More cities in China will relax property market restrictions in the future, which will lead to a further drop in property prices in the short term, as property companies may cut prices to remove inventory, said Ma Hong, senior analyst at GDDCE Research Institution in Shanghai.
Ma said falling house prices might lead to a reduction in the wealth of homeowners, but will have limited impact on home purchases.
“Homebuyers’ confidence is weak as they are concerned that new homes will not be delivered in a timely manner,” said Ma.
China’s property sector, which once accounted for a quarter of the world’s second biggest economy, has been in a slump since 2021, partly due to efforts to cut high leverage which triggered a string of bond defaults and has left lots of presold homes unfinished.

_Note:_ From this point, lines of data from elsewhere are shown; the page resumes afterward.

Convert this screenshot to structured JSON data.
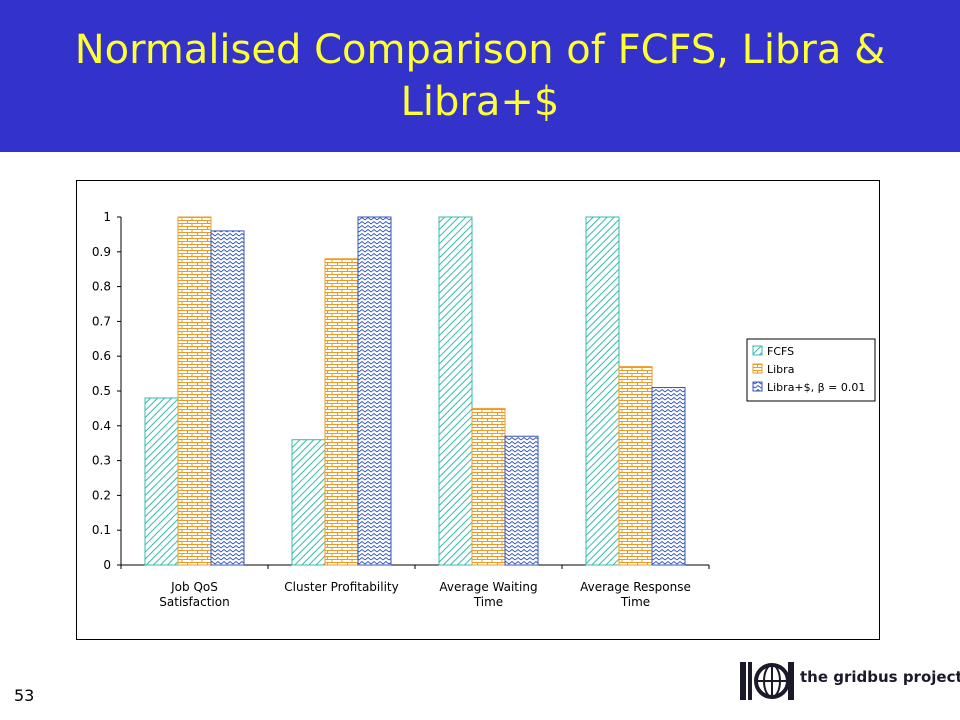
{
  "slide": {
    "title": "Normalised Comparison of FCFS, Libra & Libra+$",
    "number": "53",
    "logo_text": "the gridbus project"
  },
  "colors": {
    "header_bg": "#3333cc",
    "title": "#ffff33",
    "fcfs": "#33bbaa",
    "libra": "#ee9922",
    "libra_plus": "#3355bb"
  },
  "chart_data": {
    "type": "bar",
    "title": "",
    "xlabel": "",
    "ylabel": "",
    "ylim": [
      0,
      1
    ],
    "yticks": [
      "0",
      "0.1",
      "0.2",
      "0.3",
      "0.4",
      "0.5",
      "0.6",
      "0.7",
      "0.8",
      "0.9",
      "1"
    ],
    "categories": [
      [
        "Job QoS",
        "Satisfaction"
      ],
      [
        "Cluster Profitability"
      ],
      [
        "Average Waiting",
        "Time"
      ],
      [
        "Average Response",
        "Time"
      ]
    ],
    "series": [
      {
        "name": "FCFS",
        "values": [
          0.48,
          0.36,
          1.0,
          1.0
        ],
        "pattern": "diagonal",
        "color": "#33bbaa"
      },
      {
        "name": "Libra",
        "values": [
          1.0,
          0.88,
          0.45,
          0.57
        ],
        "pattern": "brick",
        "color": "#ee9922"
      },
      {
        "name": "Libra+$, β = 0.01",
        "values": [
          0.96,
          1.0,
          0.37,
          0.51
        ],
        "pattern": "zigzag",
        "color": "#3355bb"
      }
    ],
    "legend_position": "right",
    "grid": false
  }
}
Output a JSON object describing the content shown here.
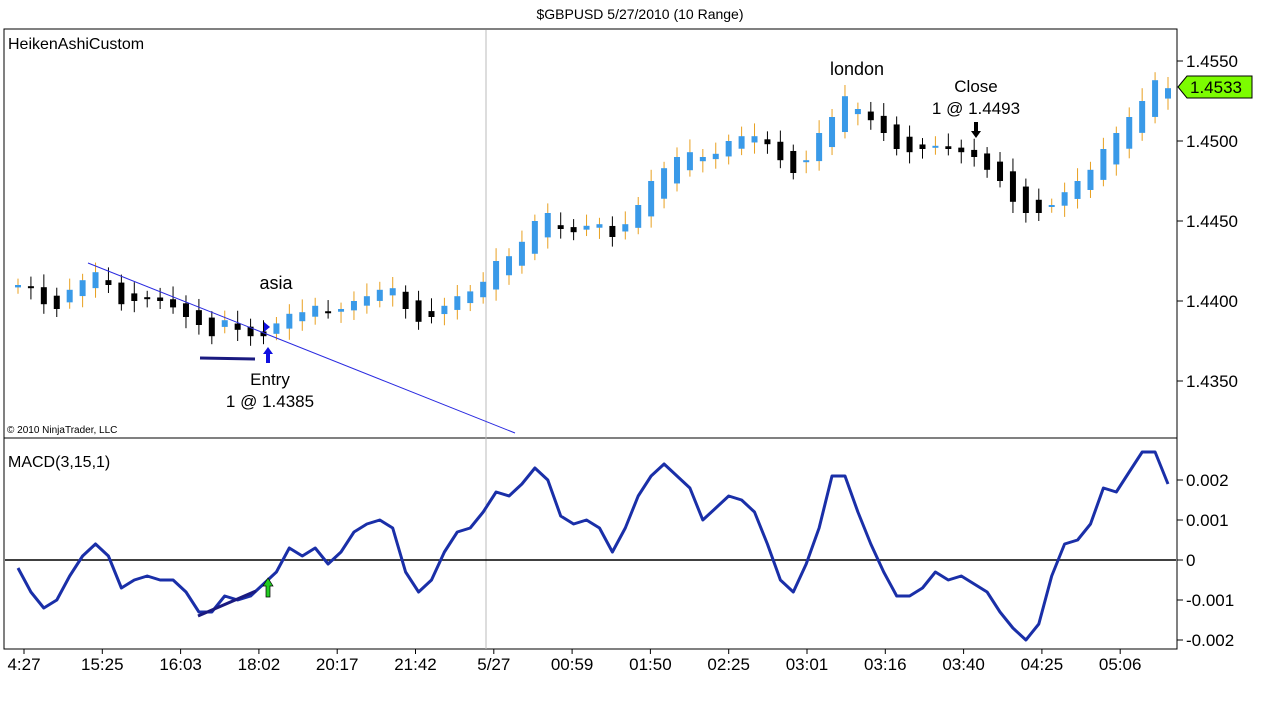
{
  "title": "$GBPUSD  5/27/2010 (10 Range)",
  "copyright": "© 2010 NinjaTrader, LLC",
  "colors": {
    "up_body": "#3a9ae8",
    "down_body": "#000000",
    "up_wick": "#e8a020",
    "macd_line": "#1a2fa8",
    "trend_line": "#2a2ae0",
    "last_price_badge": "#7cfc00",
    "entry_arrow": "#1010e0",
    "exit_arrow": "#000000",
    "macd_arrow": "#22cc22"
  },
  "annotations": {
    "asia": "asia",
    "london": "london",
    "entry_label": "Entry",
    "entry_detail": "1 @ 1.4385",
    "close_label": "Close",
    "close_detail": "1 @ 1.4493"
  },
  "chart_data": [
    {
      "type": "candlestick",
      "indicator": "HeikenAshiCustom",
      "y_ticks": [
        "1.4550",
        "1.4500",
        "1.4450",
        "1.4400",
        "1.4350"
      ],
      "ylim": [
        1.4315,
        1.4575
      ],
      "last_price": "1.4533",
      "closes": [
        1.441,
        1.4408,
        1.4398,
        1.4395,
        1.4407,
        1.4413,
        1.4418,
        1.441,
        1.4398,
        1.44,
        1.4402,
        1.44,
        1.4396,
        1.439,
        1.4385,
        1.4378,
        1.4388,
        1.4382,
        1.4378,
        1.4378,
        1.4386,
        1.4392,
        1.4393,
        1.4397,
        1.4393,
        1.4395,
        1.44,
        1.4403,
        1.4407,
        1.4408,
        1.4395,
        1.4387,
        1.439,
        1.4397,
        1.4403,
        1.4406,
        1.4412,
        1.4425,
        1.4428,
        1.4437,
        1.445,
        1.4455,
        1.4445,
        1.4443,
        1.4447,
        1.4448,
        1.444,
        1.4448,
        1.446,
        1.4475,
        1.4483,
        1.449,
        1.4493,
        1.449,
        1.4492,
        1.45,
        1.4503,
        1.4503,
        1.4498,
        1.4488,
        1.448,
        1.4488,
        1.4505,
        1.4515,
        1.4528,
        1.452,
        1.4513,
        1.4505,
        1.4495,
        1.4493,
        1.4495,
        1.4497,
        1.4495,
        1.4493,
        1.449,
        1.4482,
        1.4475,
        1.4462,
        1.4455,
        1.4455,
        1.446,
        1.4468,
        1.4475,
        1.4482,
        1.4495,
        1.4505,
        1.4515,
        1.4525,
        1.4538,
        1.4533
      ]
    },
    {
      "type": "line",
      "indicator": "MACD(3,15,1)",
      "y_ticks": [
        "0.002",
        "0.001",
        "0",
        "-0.001",
        "-0.002"
      ],
      "ylim": [
        -0.0022,
        0.003
      ],
      "zero_line": true,
      "values": [
        -0.0002,
        -0.0008,
        -0.0012,
        -0.001,
        -0.0004,
        0.0001,
        0.0004,
        0.0001,
        -0.0007,
        -0.0005,
        -0.0004,
        -0.0005,
        -0.0005,
        -0.0008,
        -0.0013,
        -0.0013,
        -0.0009,
        -0.001,
        -0.0009,
        -0.0006,
        -0.0003,
        0.0003,
        0.0001,
        0.0003,
        -0.0001,
        0.0002,
        0.0007,
        0.0009,
        0.001,
        0.0008,
        -0.0003,
        -0.0008,
        -0.0005,
        0.0002,
        0.0007,
        0.0008,
        0.0012,
        0.0017,
        0.0016,
        0.0019,
        0.0023,
        0.002,
        0.0011,
        0.0009,
        0.001,
        0.0008,
        0.0002,
        0.0008,
        0.0016,
        0.0021,
        0.0024,
        0.0021,
        0.0018,
        0.001,
        0.0013,
        0.0016,
        0.0015,
        0.0012,
        0.0004,
        -0.0005,
        -0.0008,
        -0.0001,
        0.0008,
        0.0021,
        0.0021,
        0.0012,
        0.0004,
        -0.0003,
        -0.0009,
        -0.0009,
        -0.0007,
        -0.0003,
        -0.0005,
        -0.0004,
        -0.0006,
        -0.0008,
        -0.0013,
        -0.0017,
        -0.002,
        -0.0016,
        -0.0004,
        0.0004,
        0.0005,
        0.0009,
        0.0018,
        0.0017,
        0.0022,
        0.0027,
        0.0027,
        0.0019
      ]
    }
  ],
  "x_ticks": [
    "4:27",
    "15:25",
    "16:03",
    "18:02",
    "20:17",
    "21:42",
    "5/27",
    "00:59",
    "01:50",
    "02:25",
    "03:01",
    "03:16",
    "03:40",
    "04:25",
    "05:06"
  ]
}
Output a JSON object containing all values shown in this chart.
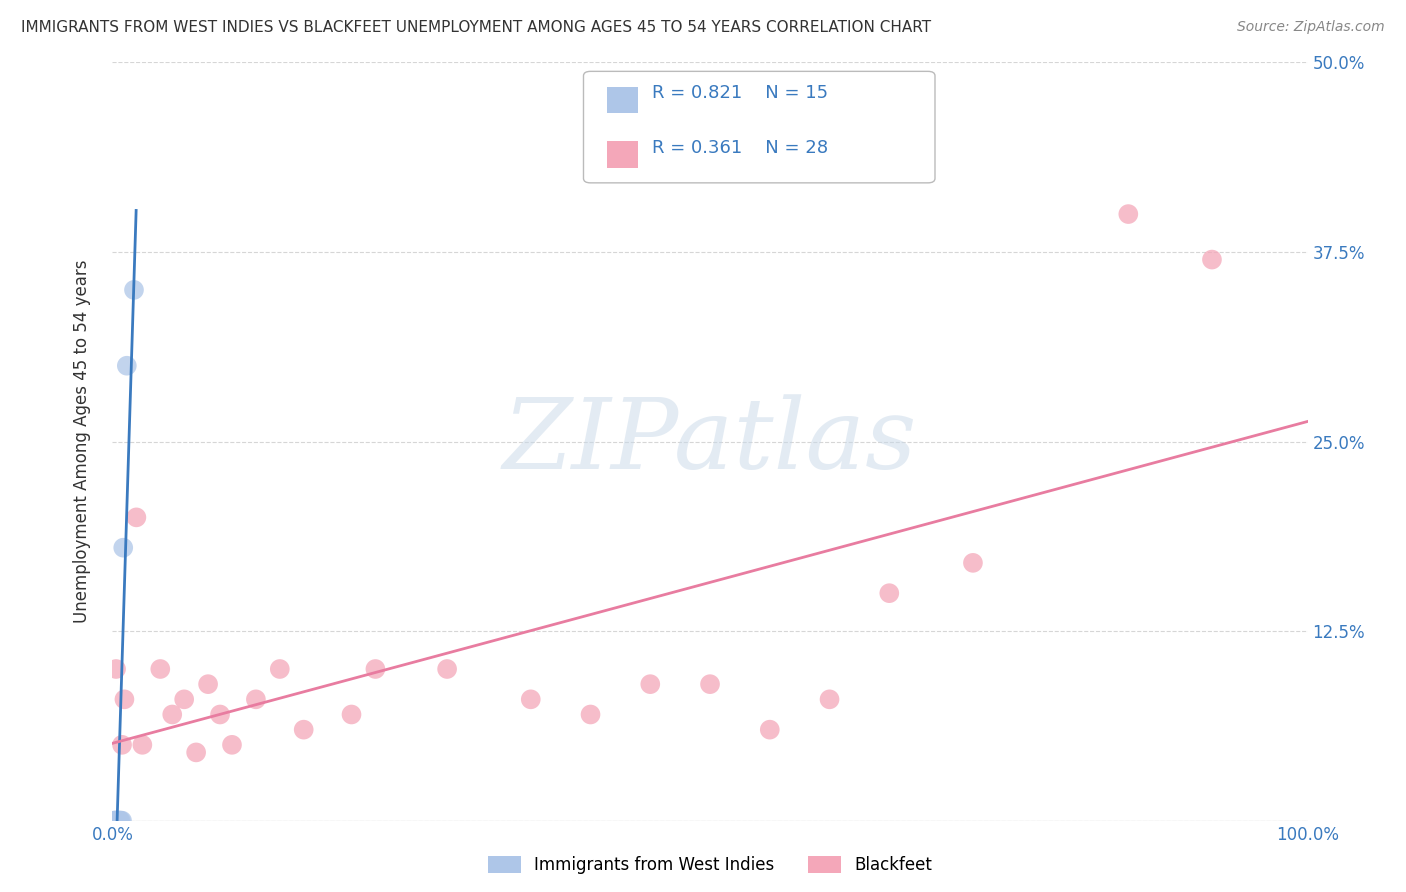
{
  "title": "IMMIGRANTS FROM WEST INDIES VS BLACKFEET UNEMPLOYMENT AMONG AGES 45 TO 54 YEARS CORRELATION CHART",
  "source": "Source: ZipAtlas.com",
  "ylabel": "Unemployment Among Ages 45 to 54 years",
  "xlim": [
    0.0,
    1.0
  ],
  "ylim": [
    0.0,
    0.5
  ],
  "xticks": [
    0.0,
    1.0
  ],
  "xticklabels": [
    "0.0%",
    "100.0%"
  ],
  "yticks": [
    0.0,
    0.125,
    0.25,
    0.375,
    0.5
  ],
  "yticklabels": [
    "",
    "12.5%",
    "25.0%",
    "37.5%",
    "50.0%"
  ],
  "legend1_label": "Immigrants from West Indies",
  "legend2_label": "Blackfeet",
  "series1_color": "#aec6e8",
  "series2_color": "#f4a7b9",
  "line1_color": "#3a7abf",
  "line2_color": "#e87ca0",
  "R1": 0.821,
  "N1": 15,
  "R2": 0.361,
  "N2": 28,
  "west_indies_x": [
    0.001,
    0.002,
    0.002,
    0.003,
    0.003,
    0.004,
    0.005,
    0.005,
    0.006,
    0.006,
    0.007,
    0.008,
    0.009,
    0.012,
    0.018
  ],
  "west_indies_y": [
    0.0,
    0.0,
    0.0,
    0.0,
    0.0,
    0.0,
    0.0,
    0.0,
    0.0,
    0.0,
    0.0,
    0.0,
    0.18,
    0.3,
    0.35
  ],
  "blackfeet_x": [
    0.003,
    0.008,
    0.01,
    0.02,
    0.025,
    0.04,
    0.05,
    0.06,
    0.07,
    0.08,
    0.09,
    0.1,
    0.12,
    0.14,
    0.16,
    0.2,
    0.22,
    0.28,
    0.35,
    0.4,
    0.45,
    0.5,
    0.55,
    0.6,
    0.65,
    0.72,
    0.85,
    0.92
  ],
  "blackfeet_y": [
    0.1,
    0.05,
    0.08,
    0.2,
    0.05,
    0.1,
    0.07,
    0.08,
    0.045,
    0.09,
    0.07,
    0.05,
    0.08,
    0.1,
    0.06,
    0.07,
    0.1,
    0.1,
    0.08,
    0.07,
    0.09,
    0.09,
    0.06,
    0.08,
    0.15,
    0.17,
    0.4,
    0.37
  ],
  "watermark_text": "ZIPatlas",
  "background_color": "#ffffff",
  "grid_color": "#cccccc",
  "title_color": "#333333",
  "axis_label_color": "#333333",
  "tick_color": "#3a7abf"
}
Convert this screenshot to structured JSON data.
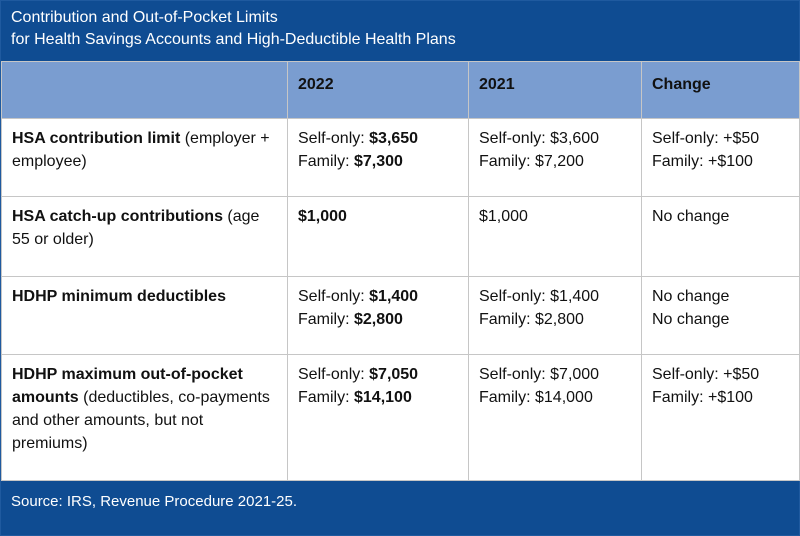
{
  "title": {
    "line1": "Contribution and Out-of-Pocket Limits",
    "line2": "for Health Savings Accounts and High-Deductible Health Plans"
  },
  "columns": [
    "",
    "2022",
    "2021",
    "Change"
  ],
  "rows": [
    {
      "label_bold": "HSA contribution limit",
      "label_rest": " (employer + employee)",
      "y2022": [
        {
          "prefix": "Self-only: ",
          "value": "$3,650"
        },
        {
          "prefix": "Family: ",
          "value": "$7,300"
        }
      ],
      "y2021": [
        "Self-only: $3,600",
        "Family: $7,200"
      ],
      "change": [
        "Self-only: +$50",
        "Family: +$100"
      ]
    },
    {
      "label_bold": "HSA catch-up contributions",
      "label_rest": " (age 55 or older)",
      "y2022": [
        {
          "prefix": "",
          "value": "$1,000"
        }
      ],
      "y2021": [
        "$1,000"
      ],
      "change": [
        "No change"
      ]
    },
    {
      "label_bold": "HDHP minimum deductibles",
      "label_rest": "",
      "y2022": [
        {
          "prefix": "Self-only: ",
          "value": "$1,400"
        },
        {
          "prefix": "Family: ",
          "value": "$2,800"
        }
      ],
      "y2021": [
        "Self-only: $1,400",
        "Family: $2,800"
      ],
      "change": [
        "No change",
        "No change"
      ]
    },
    {
      "label_bold": "HDHP maximum out-of-pocket amounts",
      "label_rest": " (deductibles, co-payments and other amounts, but not premiums)",
      "y2022": [
        {
          "prefix": "Self-only: ",
          "value": "$7,050"
        },
        {
          "prefix": "Family: ",
          "value": "$14,100"
        }
      ],
      "y2021": [
        "Self-only: $7,000",
        "Family: $14,000"
      ],
      "change": [
        "Self-only: +$50",
        "Family: +$100"
      ]
    }
  ],
  "footer": "Source: IRS, Revenue Procedure 2021-25.",
  "colors": {
    "header_band": "#0f4c92",
    "column_header": "#7a9dd0",
    "grid": "#c6c6c6"
  }
}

China will give cities the freedom to regulate the real estate market and allow them to cancel or reduce their housing purchase restriction policies, according to a key meeting of the Communist Party’s Central Committee led by President Xi Jinping, known as a plenum, which takes place roughly every five years.
Chinese leaders on Tuesday also pledged to continue to support the delivery of unfinished projects and turn unsold apartments into affordable housing.
Goldman Sachs said in a research note on Tuesday it expected further reductions to mortgage rates in China, as well as more (government) funding and more operational streamlining for (housing) inventory destocking.
Ma said that without additional big stimulus to ease the liquidity of real estate companies, the overall real estate situation would remain difficult.